The ‘ever-memorable benefactor of learning and religion in America,’ as Edward Everett justly styles Harvard (Address at the Erection of a Monument, Boston, 1828, p. 4), was, in the opinion of his contemporaries, ‘a godly gentleman and a lover of learning’ (New England's First Fruits, 1643, reprinted in Mass. Hist. Soc. Coll. i. 242), as well as ‘a scholar, and pious in his life, and enlarged toward the country and the good of it in life and death’ (Autobiography of the Rev. Thomas Shepard in A. Young, Chronicles of the First Planters, Bost. 1846, p. 552). He preached and prayed with tears and evidences of strong affection (Johnson, Wonder-working Providence, in Mass.

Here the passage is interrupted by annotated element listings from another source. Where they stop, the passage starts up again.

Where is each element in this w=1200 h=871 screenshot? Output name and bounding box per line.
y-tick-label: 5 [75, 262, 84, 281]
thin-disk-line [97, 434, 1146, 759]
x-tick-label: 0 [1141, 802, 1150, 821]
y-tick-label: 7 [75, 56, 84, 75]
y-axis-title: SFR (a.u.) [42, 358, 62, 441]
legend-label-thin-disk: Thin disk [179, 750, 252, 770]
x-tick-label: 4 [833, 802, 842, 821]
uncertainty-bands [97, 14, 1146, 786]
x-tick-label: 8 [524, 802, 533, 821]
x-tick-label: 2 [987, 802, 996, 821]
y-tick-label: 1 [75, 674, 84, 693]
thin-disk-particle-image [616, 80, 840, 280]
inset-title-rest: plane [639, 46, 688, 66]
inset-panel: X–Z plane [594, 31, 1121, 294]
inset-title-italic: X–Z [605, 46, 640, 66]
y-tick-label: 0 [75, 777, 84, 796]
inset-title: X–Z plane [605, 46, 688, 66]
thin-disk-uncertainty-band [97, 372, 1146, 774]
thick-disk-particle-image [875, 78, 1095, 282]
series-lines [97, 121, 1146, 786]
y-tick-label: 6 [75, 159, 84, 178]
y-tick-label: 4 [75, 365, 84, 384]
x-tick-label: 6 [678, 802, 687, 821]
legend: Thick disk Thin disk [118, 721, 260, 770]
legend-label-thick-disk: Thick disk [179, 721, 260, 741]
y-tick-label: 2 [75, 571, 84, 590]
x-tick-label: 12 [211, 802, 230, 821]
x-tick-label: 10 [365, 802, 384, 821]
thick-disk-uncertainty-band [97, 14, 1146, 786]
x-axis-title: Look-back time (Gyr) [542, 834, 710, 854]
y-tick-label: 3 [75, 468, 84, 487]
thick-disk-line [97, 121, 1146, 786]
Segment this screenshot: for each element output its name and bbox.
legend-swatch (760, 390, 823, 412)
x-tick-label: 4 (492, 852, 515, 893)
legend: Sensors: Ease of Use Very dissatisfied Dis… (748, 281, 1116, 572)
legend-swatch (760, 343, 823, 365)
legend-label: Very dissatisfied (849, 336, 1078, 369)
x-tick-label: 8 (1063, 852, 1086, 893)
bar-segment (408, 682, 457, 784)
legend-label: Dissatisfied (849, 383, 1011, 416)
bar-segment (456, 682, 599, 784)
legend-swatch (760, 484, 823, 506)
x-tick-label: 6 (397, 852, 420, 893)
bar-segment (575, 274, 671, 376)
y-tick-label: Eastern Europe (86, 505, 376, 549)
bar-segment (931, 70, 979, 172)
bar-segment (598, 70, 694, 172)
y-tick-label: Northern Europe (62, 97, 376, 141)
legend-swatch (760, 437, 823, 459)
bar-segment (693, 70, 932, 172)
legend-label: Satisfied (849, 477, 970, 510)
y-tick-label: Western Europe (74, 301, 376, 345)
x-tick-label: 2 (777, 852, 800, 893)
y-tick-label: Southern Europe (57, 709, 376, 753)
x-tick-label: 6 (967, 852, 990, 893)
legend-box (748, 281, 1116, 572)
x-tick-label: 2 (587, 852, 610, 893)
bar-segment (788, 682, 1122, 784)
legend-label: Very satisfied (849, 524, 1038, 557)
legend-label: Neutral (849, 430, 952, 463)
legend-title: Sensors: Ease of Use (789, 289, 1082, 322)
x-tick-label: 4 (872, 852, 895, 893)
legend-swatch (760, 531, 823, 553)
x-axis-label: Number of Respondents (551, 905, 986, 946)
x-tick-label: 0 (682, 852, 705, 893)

Hist. Soc. Coll. new ser. vii. 16). The autographs written on taking his degree are preserved at Cambridge (tracings in J. Winsor, Memorial History of Boston, ii. 318). No specimen of his handwriting is known to be extant in America. The alumni of Harvard erected a granite monument to his memory in Charlestown burial-ground, dedicated by E. Everett 26 Sept. 1828. A seated statue was presented by S. J. Bridge to the university, and unveiled by the Rev. G. E. Ellis (see Address, Cambridge, Mass., 1884), 15 Oct. 1884.

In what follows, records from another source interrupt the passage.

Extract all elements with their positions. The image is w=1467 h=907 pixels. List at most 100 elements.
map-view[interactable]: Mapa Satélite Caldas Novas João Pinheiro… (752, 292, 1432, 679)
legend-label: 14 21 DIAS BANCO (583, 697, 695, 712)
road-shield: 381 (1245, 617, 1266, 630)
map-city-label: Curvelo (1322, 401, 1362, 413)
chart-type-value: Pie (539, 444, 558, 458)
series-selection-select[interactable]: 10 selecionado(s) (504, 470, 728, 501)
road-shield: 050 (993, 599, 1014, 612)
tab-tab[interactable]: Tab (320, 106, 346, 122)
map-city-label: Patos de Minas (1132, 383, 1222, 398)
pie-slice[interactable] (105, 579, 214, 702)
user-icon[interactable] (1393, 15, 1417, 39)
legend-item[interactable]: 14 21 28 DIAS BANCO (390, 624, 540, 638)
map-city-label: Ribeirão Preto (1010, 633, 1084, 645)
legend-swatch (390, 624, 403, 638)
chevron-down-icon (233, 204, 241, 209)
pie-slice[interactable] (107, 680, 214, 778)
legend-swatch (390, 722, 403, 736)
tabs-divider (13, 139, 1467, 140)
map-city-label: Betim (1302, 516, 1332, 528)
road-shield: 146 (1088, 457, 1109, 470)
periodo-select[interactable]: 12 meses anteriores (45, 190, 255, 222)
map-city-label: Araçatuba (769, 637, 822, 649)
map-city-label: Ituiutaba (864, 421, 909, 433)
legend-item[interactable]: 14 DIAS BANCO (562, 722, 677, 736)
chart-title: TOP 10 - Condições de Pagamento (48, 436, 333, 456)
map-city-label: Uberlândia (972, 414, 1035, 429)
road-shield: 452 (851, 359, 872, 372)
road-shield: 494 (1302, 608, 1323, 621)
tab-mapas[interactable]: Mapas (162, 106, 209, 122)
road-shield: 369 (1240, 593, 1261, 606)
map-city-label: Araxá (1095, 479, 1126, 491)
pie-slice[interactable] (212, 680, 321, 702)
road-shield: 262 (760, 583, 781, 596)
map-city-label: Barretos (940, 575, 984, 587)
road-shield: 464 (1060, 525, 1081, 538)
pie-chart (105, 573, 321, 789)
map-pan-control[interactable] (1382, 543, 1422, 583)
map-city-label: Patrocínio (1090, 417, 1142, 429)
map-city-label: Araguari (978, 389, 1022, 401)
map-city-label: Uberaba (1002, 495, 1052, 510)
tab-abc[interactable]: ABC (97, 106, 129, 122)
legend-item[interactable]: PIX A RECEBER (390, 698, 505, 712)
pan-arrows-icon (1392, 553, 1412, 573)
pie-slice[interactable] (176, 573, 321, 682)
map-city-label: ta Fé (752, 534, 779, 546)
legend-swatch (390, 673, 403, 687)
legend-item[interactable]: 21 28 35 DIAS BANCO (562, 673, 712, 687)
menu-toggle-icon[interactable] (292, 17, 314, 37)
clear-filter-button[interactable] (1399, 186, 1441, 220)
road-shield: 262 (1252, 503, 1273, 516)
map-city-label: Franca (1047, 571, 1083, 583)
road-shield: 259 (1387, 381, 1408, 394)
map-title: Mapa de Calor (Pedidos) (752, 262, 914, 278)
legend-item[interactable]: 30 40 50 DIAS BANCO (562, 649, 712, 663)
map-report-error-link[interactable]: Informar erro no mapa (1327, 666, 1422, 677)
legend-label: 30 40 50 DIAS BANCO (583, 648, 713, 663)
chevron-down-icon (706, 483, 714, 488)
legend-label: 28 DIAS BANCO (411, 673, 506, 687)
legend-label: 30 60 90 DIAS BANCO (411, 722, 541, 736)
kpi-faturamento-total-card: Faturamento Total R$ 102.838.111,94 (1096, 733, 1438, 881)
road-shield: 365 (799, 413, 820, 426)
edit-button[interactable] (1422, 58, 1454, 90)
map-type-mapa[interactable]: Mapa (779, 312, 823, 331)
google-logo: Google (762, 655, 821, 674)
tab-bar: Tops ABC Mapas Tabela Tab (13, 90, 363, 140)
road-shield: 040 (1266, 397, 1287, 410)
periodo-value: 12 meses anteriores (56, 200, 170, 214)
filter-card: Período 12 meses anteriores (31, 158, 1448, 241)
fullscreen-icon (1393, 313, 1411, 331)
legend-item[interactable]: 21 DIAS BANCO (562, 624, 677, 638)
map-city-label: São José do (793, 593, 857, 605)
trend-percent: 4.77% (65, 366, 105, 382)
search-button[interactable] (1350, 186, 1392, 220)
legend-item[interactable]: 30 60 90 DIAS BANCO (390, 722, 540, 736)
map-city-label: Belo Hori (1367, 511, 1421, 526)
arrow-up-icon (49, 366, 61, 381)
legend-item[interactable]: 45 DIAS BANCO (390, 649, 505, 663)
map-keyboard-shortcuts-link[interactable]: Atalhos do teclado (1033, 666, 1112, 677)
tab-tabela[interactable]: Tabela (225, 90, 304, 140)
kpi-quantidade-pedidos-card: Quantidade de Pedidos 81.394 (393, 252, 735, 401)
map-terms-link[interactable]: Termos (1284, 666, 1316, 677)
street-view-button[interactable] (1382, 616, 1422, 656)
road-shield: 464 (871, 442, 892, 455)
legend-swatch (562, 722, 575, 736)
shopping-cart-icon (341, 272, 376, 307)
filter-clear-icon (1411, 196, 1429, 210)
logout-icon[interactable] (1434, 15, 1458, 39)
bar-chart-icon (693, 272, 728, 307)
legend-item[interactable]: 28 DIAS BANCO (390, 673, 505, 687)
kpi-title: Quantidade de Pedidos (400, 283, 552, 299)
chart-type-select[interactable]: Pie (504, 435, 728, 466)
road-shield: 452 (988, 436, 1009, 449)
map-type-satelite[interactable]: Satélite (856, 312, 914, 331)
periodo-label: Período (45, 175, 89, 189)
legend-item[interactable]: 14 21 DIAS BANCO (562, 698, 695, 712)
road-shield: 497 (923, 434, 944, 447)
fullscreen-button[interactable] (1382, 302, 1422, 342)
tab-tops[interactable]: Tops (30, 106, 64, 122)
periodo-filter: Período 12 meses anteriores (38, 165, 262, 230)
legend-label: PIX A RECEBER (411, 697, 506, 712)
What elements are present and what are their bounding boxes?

[For Mr. W. Rendle's interesting account of the birthplace, &c., of Harvard, see his John Harvard, St. Saviour's, Southwark, and Harvard University, 1885, 8vo; Inns of Old Southwark, London, 1888, sm. 4to; Genealogist, January 1884, pp. 107–11; Athenæum, 11 July, 24 Oct. 1885, and 16 Jan. 1886. The wills of Harvard's mother and her three husbands and other wills, the most important discovery connected with John Harvard, are reprinted by Mr. Waters in the New England Hist. and Geneal. Register, July 1885, Oct. 1886. See also J. Winthrop's New England, Boston, 1853, ii. 105, 419; Life and Letters of John Winthrop, ib. 1864–7, 2 vols.; W. I. Budington's First Church, Charlestown, Boston, 1845; J. F. Hunnewell's Records of the First Church, Boston, 1880, 4to.]